MetalLB contains two pieces of information, a protocol and range of IP addresses. In this configuration MetalLB is instructed to handout addresses from the 192.168.99.95/105, its our predefined range with respect to node IP. In our case to get IP of our minikube we use minikube ip command and set range accordingly in config file.

So lets create configmap file.yaml and lets deploy this in our cluster by using kubectl create -f command.

So our configmap has been created and its created in metallb-system namespace. let’s take a look at that by using kubectl describe cm config -n metallb-system command.

So now we have got our config map here .so lets try to create service by using expose command which we already used above.

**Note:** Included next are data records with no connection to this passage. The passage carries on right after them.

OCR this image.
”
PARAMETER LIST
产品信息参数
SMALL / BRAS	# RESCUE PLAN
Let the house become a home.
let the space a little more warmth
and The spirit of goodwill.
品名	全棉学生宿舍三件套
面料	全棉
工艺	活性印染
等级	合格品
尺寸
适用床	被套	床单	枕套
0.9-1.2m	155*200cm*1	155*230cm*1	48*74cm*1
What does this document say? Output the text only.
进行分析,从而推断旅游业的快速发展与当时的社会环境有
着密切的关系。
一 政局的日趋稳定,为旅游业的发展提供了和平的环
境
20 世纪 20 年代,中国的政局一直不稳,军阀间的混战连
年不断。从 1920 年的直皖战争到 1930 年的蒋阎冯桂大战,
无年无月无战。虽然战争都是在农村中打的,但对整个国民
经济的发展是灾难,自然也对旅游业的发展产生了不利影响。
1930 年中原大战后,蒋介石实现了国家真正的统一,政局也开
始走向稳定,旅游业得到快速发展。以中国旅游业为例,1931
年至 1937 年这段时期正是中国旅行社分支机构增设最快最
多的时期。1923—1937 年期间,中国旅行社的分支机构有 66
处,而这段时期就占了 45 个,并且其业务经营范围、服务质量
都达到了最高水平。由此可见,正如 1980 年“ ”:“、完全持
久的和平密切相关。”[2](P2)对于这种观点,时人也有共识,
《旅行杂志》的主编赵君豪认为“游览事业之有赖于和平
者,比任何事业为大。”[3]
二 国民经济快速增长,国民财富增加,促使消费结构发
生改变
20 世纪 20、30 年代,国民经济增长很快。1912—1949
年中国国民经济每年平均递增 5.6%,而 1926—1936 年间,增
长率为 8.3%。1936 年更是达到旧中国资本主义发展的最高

As we can see the service nginx has been created with the type LoadBalancer and you got the external IP which is 192.168.99.95 that’s the first IP address of the range that we set in the config map. So basically you need to reserve a portion of you network for load balancing so it has picked up the first IP of the range that we defined. So we should be able to access the nginx application using the load-balancer. It can directly access this IP or you can add an entry to your DNS if you have DNS server in your environments. Lets see if we can access it!!

Summary:

So that’s how you use the MetalLB LoadBalancer in your cluster. Hope this article can gives you a good understanding of how Services work and how MetalLB LoadBalancer can be configured by using Minikube.